Using feature importance methods in scikit-learn, I was able to determine that the number of wins in the season was the most predictive followed by advanced analytical scores of teams such as sos, srs, and sag. SOS is the Strength Of Schedule which is a metric designed for determining the strength of opponents a team has faced. SRS is the Simple Rating System which is a metric incorporating SOS and average point differential. SAG is a metric designed by Jeff Sagarin.

After testing a few classification models in sci-kit learn, I settled on the GradientBoostingClassifier as it provided the most accuracy on historical seasons in Stage 1 of the Kaggle competition. I combined it with GridSearchCV to search the space for the best number of estimators and depth of trees.

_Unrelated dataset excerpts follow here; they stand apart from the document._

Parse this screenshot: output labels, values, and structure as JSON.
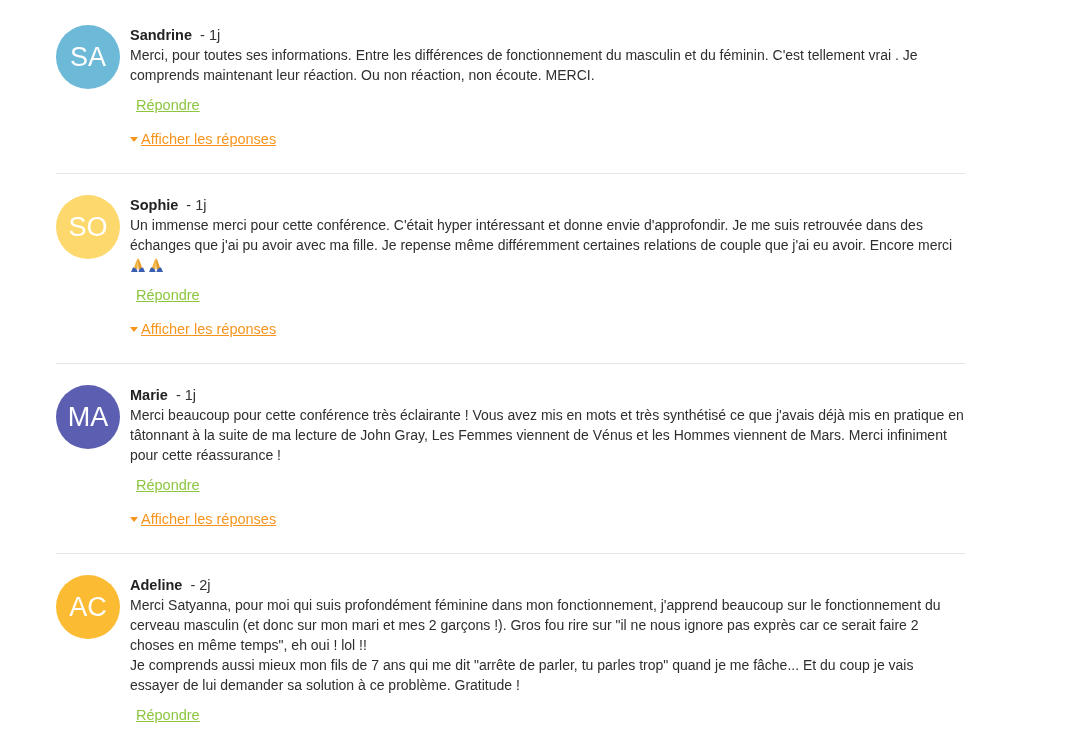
{
  "comments": [
    {
      "initials": "SA",
      "color": "#6cbad8",
      "author": "Sandrine",
      "time": "- 1j",
      "paragraphs": [
        "Merci, pour toutes ses informations. Entre les différences de fonctionnement du masculin et du féminin. C'est tellement vrai . Je comprends maintenant leur réaction. Ou non réaction, non écoute. MERCI."
      ],
      "reply_link": "Répondre",
      "replies_link": "Afficher les réponses"
    },
    {
      "initials": "SO",
      "color": "#fdd96d",
      "author": "Sophie",
      "time": "- 1j",
      "paragraphs": [
        "Un immense merci pour cette conférence. C'était hyper intéressant et donne envie d'approfondir. Je me suis retrouvée dans des échanges que j'ai pu avoir avec ma fille. Je repense même différemment certaines relations de couple que j'ai eu avoir. Encore merci"
      ],
      "icons": [
        {
          "kind": "prayer"
        },
        {
          "kind": "prayer"
        }
      ],
      "reply_link": "Répondre",
      "replies_link": "Afficher les réponses"
    },
    {
      "initials": "MA",
      "color": "#5c5fb1",
      "author": "Marie",
      "time": "- 1j",
      "paragraphs": [
        "Merci beaucoup pour cette conférence très éclairante ! Vous avez mis en mots et très synthétisé ce que j'avais déjà mis en pratique en tâtonnant à la suite de ma lecture de John Gray, Les Femmes viennent de Vénus et les Hommes viennent de Mars. Merci infiniment pour cette réassurance !"
      ],
      "reply_link": "Répondre",
      "replies_link": "Afficher les réponses"
    },
    {
      "initials": "AC",
      "color": "#fbbc34",
      "author": "Adeline",
      "time": "- 2j",
      "paragraphs": [
        "Merci Satyanna, pour moi qui suis profondément féminine dans mon fonctionnement, j'apprend beaucoup sur le fonctionnement du cerveau masculin (et donc sur mon mari et mes 2 garçons !). Gros fou rire sur \"il ne nous ignore pas exprès car ce serait faire 2 choses en même temps\", eh oui ! lol !!",
        "Je comprends aussi mieux mon fils de 7 ans qui me dit \"arrête de parler, tu parles trop\" quand je me fâche... Et du coup je vais essayer de lui demander sa solution à ce problème. Gratitude !"
      ],
      "reply_link": "Répondre"
    }
  ]
}
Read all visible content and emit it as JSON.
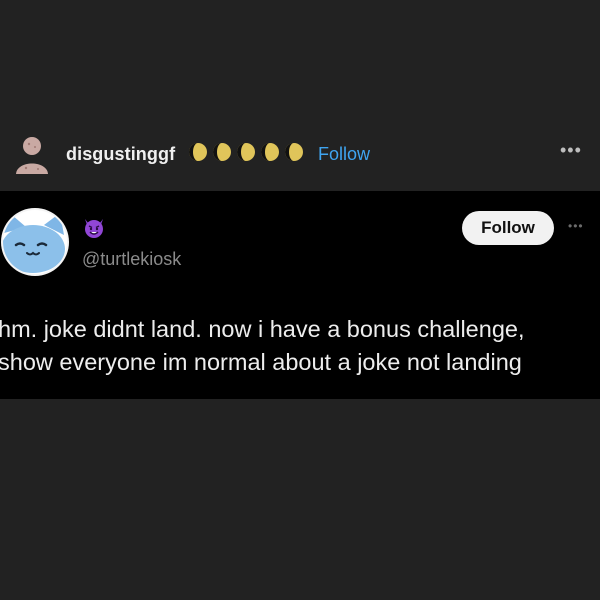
{
  "post": {
    "username": "disgustinggf",
    "username_emojis": [
      "waning-moon-icon",
      "waning-moon-icon",
      "waning-moon-icon",
      "waning-moon-icon",
      "waning-moon-icon"
    ],
    "follow_label": "Follow",
    "more_label": "•••"
  },
  "embed": {
    "name_emoji": "smiling-devil-icon",
    "handle": "@turtlekiosk",
    "follow_label": "Follow",
    "more_label": "•••",
    "text_lines": [
      "hm. joke didnt land. now i have a bonus challenge,",
      "show everyone im normal about a joke not landing"
    ]
  },
  "colors": {
    "background": "#222222",
    "embed_background": "#000000",
    "link_blue": "#3fa4f0",
    "handle_gray": "#8b8b8b"
  }
}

Below is the output predictions of my model! In this year’s actual tournament there turned out to be a bunch of upsets including the unprecedented event of a 16th seed upsetting the 1st seed with UMBC upsetting Virginia. Kinda funny how the model predicts them as the winner and they don’t even get out of the first round. Goes to show that in life and basketball there is a lot of variance that is difficult to account for.

After the competition was over the winner of the women’s competition had an interesting post on his solution (which was partially a fluke): Link

I’m definitely going to try an approach like this for next years contest to test the ability of xgboost!